Georgiana tapped the porthole over the table. “We’re fortunate that our abductor is a rich man—or that he has the credit of a rich man. You would never find such large windows on the bow of a poor man’s airship. Not when the glass has to be replaced every time they hit a goose.”

Thom grinned. “That’s a truth.”

“I don’t think we’d have to break it, either.” Which would make far too much noise. She fingered a bolt in the metal frame. “Are your hands strong enough to pull these out?”

Taking another bite, he nodded.

“Then we can climb up outside the hull and onto the deck. We’ll have to surprise whoever is on watch—and maybe take one of the boats.” She sighed. “But I don’t know what to do after that. This flyer will catch up to us. They have every advantage. Weapons. Speed. And I don’t see how to turn that advantage around.”

Her voice broke at the last. Oh, God. It was so hard to remain practical and unaffected when their lives were at stake.

He set his fork down. “We will, Georgie.”

Yes, they would. Trying to gather herself, she drew a deep breath. “Do you think we can delay another day?”

He lifted his gaze to stare out the porthole. Not looking at anything, she knew.
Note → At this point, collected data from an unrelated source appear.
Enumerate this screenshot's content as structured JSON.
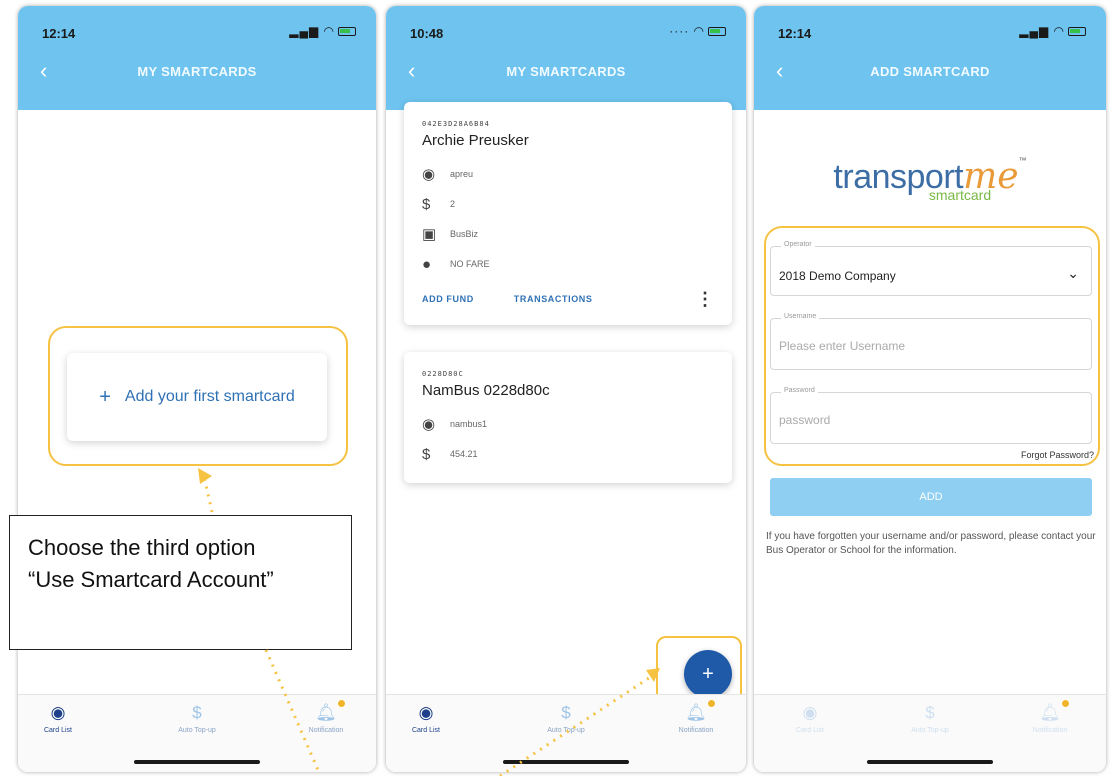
{
  "colors": {
    "header": "#6ec3ef",
    "callout": "#f5c242",
    "primary": "#2f71b5",
    "fab": "#1e5aa8"
  },
  "phone1": {
    "time": "12:14",
    "title": "MY SMARTCARDS",
    "back_icon": "chevron-left-icon",
    "add_first_card": "Add your first smartcard",
    "tabs": [
      "Card List",
      "Auto Top-up",
      "Notification"
    ]
  },
  "note": {
    "line1": "Choose the third option",
    "line2": "“Use Smartcard Account”"
  },
  "phone2": {
    "time": "10:48",
    "title": "MY SMARTCARDS",
    "cards": [
      {
        "id": "042E3D28A6B84",
        "name": "Archie Preusker",
        "user": "apreu",
        "balance": "2",
        "operator": "BusBiz",
        "fare": "NO FARE",
        "add_fund": "ADD FUND",
        "transactions": "TRANSACTIONS"
      },
      {
        "id": "0228D80C",
        "name": "NamBus 0228d80c",
        "user": "nambus1",
        "balance": "454.21"
      }
    ],
    "fab_label": "+",
    "tabs": [
      "Card List",
      "Auto Top-up",
      "Notification"
    ]
  },
  "phone3": {
    "time": "12:14",
    "title": "ADD SMARTCARD",
    "logo": {
      "main": "transport",
      "accent": "me",
      "tm": "™",
      "sub": "smartcard"
    },
    "operator_label": "Operator",
    "operator_value": "2018 Demo Company",
    "username_label": "Username",
    "username_placeholder": "Please enter Username",
    "password_label": "Password",
    "password_placeholder": "password",
    "forgot": "Forgot Password?",
    "add_button": "ADD",
    "help": "If you have forgotten your username and/or password, please contact your Bus Operator or School for the information.",
    "tabs": [
      "Card List",
      "Auto Top-up",
      "Notification"
    ]
  }
}
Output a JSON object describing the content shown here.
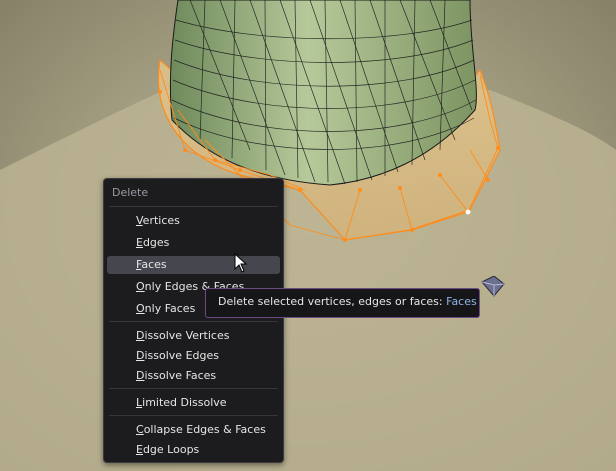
{
  "menu": {
    "title": "Delete",
    "items": [
      {
        "label": "Vertices"
      },
      {
        "label": "Edges"
      },
      {
        "label": "Faces",
        "active": true
      },
      {
        "label": "Only Edges & Faces"
      },
      {
        "label": "Only Faces"
      },
      {
        "label": "Dissolve Vertices"
      },
      {
        "label": "Dissolve Edges"
      },
      {
        "label": "Dissolve Faces"
      },
      {
        "label": "Limited Dissolve"
      },
      {
        "label": "Collapse Edges & Faces"
      },
      {
        "label": "Edge Loops"
      }
    ]
  },
  "tooltip": {
    "text": "Delete selected vertices, edges or faces: ",
    "value": "Faces"
  },
  "colors": {
    "background": "#a39d82",
    "mesh_face": "#8fa37a",
    "selection": "#ff8c1a",
    "menu_bg": "#1c1c1f",
    "tooltip_border": "#6b4c87",
    "tooltip_highlight": "#8db4e8"
  },
  "icons": {
    "cursor": "arrow-cursor-icon",
    "gizmo": "light-gizmo-icon"
  }
}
Just weighing their chances, as she had been all afternoon.

“Maybe I can bring up just a bit of it, and tell him I have to go back down the next day for the rest. Or we’ll convince him to wait another day so that I can bring up the submersible. If he’s after money, it’s worth a bit. And we’ll take our chances in the boat tomorrow night.”

Her chest tightened. “How far do you think we are from shore?”

Thom was quiet for a long moment. Then he said, “I think we have a better chance in a boat than we do here.”

A long distance, then. She nodded, and despite her best effort to stop them, her eyes suddenly spilled over with tears. Then Thom had her in his arms, holding her in his lap while she sobbed against his neck.

“Georgie, Georgie.” His fingers stroked through her hair, her name a broken murmur in her ear. “I’d kill him again if I could.”